The rapid disappearance of an endangered hamster -- yes, a hamster -- could cost France millions of dollars in fines from the European Commission.

Just 161 black-bellied hamsters (Cricetus cricetus) remained in France last year, down from 1,167 in 2001. Once considered a pest, the hamster was poisoned into near extinction in the 1990s. Today, conservation efforts are trying to preserve the species, but France hasn't had much luck. The failure, the EC has warned, could bring France fines of about $26 million (€17 million).

While poisoning the rodents is no longer an issue, habitat loss and modern farming methods continue to devastate the remaining population. Corn, a popular crop in France (and as we know, just about everywhere else), has replaced other crops the hamsters once ate, and the critters are starving as a result.

Black-bellied hamsters aren't the world's most endangered species, but they are considered threatened in France, Belgium, the Netherlands and Austria, where they are protected under the European Community Habitats Directive. Meanwhile, oddly enough, they also remain popular as pets and as medical lab animals.

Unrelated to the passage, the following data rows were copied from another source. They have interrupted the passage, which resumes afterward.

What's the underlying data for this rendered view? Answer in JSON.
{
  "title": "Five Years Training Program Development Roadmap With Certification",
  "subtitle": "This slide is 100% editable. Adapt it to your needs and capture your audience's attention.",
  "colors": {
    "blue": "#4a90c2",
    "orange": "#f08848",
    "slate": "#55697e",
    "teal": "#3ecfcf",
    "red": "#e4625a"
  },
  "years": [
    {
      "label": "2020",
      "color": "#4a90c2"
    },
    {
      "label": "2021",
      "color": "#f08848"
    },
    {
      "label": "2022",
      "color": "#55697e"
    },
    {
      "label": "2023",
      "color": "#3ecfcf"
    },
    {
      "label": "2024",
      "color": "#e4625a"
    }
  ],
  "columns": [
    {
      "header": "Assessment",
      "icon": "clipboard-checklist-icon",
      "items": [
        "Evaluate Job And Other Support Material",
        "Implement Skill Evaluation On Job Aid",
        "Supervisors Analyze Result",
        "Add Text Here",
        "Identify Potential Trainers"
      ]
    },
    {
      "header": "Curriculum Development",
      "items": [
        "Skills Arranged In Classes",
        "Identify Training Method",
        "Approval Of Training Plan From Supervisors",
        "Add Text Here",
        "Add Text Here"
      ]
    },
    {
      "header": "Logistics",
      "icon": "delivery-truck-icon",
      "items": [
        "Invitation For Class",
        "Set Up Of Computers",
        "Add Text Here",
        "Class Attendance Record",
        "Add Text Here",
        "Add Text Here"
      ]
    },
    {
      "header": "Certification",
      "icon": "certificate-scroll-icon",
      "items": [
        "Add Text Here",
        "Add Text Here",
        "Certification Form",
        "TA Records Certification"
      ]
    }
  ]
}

This situation does bring a lot of questions to my mind: Will the threat of a massive fine inspire France to save the hamster from extinction? Will this type of punishment give nations a reason to protect their biodiversity? Does the EC only care because they think the hamster is "cute"? It's too soon to know the answers to these questions, but I think we'll be revisiting them in the not-too-distant future.